Insurers favour flight-proven missions in the lucrative space market.

The cost of insuring spacecraft has soared 15% following a series of claims over the last year according to Aon.

The broker said five in-orbit failures meant the market was expected to remain volatile until at least the end of this year.

The incidents include partial failures of satellites AMC 16, Nigcomsat, Galaxy 26 and Eutelsat W5. Satellite AMC 16 suffered ongoing failures in its power-generation capacity at a level high enough to trigger a claim.

In addition, there were two failed rocket launches in 2007 and another failure in early 2008. With just 15-20 rocket launches insured a year, the space insurance market has a very narrow spread of risk.

Peter Elson, senior managing director of Aon Space, said some players had the foresight to secure long-term insurance deals in 2007, when rates were still low. Others would be hit by soaring premiums, he warned.
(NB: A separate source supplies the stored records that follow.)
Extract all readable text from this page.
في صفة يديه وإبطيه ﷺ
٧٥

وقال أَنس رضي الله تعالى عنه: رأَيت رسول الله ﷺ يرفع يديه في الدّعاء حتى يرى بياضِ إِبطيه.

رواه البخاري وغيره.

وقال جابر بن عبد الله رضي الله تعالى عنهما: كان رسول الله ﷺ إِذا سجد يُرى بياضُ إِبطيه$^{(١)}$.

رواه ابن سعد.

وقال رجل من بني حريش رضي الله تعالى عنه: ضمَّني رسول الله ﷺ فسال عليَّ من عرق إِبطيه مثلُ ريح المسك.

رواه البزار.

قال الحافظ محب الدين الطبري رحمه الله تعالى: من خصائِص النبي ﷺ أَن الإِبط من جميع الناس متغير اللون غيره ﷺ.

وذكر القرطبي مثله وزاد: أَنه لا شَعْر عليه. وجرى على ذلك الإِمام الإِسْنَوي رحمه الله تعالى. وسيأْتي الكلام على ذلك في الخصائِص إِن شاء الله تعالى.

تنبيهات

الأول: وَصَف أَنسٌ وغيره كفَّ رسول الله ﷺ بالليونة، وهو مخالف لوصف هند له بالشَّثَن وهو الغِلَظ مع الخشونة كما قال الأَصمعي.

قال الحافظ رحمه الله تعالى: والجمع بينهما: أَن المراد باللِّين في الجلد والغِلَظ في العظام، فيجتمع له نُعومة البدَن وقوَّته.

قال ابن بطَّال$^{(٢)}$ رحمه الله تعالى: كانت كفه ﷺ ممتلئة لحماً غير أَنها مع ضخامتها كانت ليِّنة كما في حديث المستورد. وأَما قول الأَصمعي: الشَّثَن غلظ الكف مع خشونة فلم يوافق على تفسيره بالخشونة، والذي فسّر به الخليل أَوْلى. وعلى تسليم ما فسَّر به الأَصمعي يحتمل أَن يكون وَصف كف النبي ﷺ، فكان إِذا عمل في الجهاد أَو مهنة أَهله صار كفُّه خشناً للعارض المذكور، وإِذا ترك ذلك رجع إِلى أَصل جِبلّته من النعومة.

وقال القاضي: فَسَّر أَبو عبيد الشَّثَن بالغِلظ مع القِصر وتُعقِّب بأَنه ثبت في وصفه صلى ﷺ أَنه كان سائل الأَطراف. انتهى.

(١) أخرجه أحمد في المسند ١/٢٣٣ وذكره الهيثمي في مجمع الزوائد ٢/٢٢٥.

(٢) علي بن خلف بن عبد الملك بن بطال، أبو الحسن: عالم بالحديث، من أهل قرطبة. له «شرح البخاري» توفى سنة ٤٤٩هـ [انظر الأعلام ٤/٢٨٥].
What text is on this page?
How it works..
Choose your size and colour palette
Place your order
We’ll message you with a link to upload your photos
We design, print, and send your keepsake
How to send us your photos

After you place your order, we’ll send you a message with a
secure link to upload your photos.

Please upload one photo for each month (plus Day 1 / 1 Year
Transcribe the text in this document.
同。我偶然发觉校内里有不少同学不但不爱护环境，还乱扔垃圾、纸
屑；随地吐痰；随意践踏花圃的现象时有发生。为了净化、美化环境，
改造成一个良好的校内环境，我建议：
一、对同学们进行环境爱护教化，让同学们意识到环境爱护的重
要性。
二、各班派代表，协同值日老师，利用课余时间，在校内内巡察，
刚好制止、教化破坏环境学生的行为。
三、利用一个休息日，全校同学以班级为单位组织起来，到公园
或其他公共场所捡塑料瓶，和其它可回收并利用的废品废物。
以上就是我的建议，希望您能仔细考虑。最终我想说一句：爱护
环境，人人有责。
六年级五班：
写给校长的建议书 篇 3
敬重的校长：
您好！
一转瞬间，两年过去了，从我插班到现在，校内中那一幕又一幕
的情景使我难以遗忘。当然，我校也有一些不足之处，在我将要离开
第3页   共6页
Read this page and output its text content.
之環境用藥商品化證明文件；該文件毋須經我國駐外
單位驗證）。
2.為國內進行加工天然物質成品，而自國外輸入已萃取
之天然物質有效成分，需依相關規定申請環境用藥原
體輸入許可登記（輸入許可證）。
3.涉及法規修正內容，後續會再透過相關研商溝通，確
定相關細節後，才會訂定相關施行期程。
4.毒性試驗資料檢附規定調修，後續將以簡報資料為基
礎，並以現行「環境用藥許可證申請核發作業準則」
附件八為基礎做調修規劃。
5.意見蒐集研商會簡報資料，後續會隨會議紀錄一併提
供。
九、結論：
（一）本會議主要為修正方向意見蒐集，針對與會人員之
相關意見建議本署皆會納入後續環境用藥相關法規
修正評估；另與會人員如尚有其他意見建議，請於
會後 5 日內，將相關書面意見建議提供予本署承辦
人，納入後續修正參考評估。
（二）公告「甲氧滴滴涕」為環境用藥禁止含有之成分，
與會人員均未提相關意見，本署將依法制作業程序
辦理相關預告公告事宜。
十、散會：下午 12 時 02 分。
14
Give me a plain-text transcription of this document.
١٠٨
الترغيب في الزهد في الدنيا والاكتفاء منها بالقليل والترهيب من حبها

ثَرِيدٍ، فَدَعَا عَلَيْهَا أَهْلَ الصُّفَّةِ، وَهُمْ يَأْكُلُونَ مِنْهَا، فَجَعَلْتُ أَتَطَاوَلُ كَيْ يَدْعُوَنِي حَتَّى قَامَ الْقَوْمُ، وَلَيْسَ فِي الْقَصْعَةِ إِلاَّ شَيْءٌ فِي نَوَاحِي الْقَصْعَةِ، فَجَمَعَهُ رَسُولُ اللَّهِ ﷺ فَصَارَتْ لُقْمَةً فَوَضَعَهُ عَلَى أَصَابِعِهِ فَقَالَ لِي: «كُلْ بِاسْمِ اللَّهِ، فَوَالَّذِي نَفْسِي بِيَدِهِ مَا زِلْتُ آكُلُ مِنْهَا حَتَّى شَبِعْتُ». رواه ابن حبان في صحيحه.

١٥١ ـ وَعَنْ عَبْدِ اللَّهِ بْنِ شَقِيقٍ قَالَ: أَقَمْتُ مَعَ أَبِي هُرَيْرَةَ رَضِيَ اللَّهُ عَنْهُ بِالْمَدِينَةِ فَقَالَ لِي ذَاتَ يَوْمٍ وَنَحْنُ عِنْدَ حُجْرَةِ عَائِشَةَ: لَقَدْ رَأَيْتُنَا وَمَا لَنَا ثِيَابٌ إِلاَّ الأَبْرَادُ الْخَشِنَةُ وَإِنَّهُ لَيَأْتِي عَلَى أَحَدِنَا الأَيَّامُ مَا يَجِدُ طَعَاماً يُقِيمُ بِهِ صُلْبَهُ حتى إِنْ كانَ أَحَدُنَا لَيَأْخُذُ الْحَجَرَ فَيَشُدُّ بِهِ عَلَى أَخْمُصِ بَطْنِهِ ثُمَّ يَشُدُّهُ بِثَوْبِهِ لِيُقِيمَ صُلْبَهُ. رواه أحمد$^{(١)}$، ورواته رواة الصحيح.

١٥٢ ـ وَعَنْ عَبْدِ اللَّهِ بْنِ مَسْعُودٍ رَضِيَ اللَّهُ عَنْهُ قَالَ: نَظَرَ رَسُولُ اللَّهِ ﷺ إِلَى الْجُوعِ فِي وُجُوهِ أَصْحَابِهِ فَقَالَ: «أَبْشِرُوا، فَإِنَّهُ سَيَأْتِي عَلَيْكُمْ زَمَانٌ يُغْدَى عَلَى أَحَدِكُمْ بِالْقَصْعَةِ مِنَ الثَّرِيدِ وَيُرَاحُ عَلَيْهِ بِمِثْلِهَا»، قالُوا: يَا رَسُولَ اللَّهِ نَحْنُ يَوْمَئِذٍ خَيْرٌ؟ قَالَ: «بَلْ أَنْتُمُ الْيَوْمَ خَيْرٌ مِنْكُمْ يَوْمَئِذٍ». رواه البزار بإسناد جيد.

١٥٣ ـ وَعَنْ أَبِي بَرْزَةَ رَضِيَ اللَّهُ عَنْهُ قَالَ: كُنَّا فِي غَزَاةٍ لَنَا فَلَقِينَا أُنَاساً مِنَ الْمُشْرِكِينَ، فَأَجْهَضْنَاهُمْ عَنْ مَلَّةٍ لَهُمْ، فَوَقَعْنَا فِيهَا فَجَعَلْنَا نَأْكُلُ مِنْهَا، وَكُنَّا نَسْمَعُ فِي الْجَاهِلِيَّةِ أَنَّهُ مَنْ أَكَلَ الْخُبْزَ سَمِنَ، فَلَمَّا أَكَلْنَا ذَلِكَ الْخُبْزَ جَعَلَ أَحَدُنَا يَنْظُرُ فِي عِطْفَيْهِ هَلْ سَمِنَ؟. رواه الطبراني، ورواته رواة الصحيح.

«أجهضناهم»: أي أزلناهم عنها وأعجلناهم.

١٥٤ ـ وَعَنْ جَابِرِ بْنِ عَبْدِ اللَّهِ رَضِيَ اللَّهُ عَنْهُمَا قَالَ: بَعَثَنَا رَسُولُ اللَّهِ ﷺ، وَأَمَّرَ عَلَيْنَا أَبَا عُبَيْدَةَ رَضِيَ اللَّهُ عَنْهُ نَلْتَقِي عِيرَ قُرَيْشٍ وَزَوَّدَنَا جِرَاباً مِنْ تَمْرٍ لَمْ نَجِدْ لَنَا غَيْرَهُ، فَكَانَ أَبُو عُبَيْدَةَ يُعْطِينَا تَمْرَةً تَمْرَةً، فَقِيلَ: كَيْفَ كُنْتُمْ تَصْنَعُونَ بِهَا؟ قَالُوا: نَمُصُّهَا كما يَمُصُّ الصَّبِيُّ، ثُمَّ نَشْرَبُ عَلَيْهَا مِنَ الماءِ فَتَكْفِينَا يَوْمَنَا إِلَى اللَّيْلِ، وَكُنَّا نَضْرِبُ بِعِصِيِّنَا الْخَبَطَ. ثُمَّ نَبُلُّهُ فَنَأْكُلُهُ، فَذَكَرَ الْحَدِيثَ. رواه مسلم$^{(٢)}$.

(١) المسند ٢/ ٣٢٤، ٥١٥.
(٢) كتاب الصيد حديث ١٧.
Elson added: “The market is differentiating among operators and flight-proven spacecraft and launch vehicles. Well received risk profiles from the top tier operators will continue to attract significant competition for their business. Aon expects further differentiation in pricing not only between risks but also among insurers for any given risk. Only spacecraft and launch vehicles with a significant number of consecutive successful missions will be afforded the best rates in the market.”

Despite the losses, the space insurance market remains profitable. Space insurers earned about $411m (£230m) in premium in the first two quarters of 2008, compared to $252m of claims.

The figures were revealed in the Aon Space Market Review for the second quarter of 2008.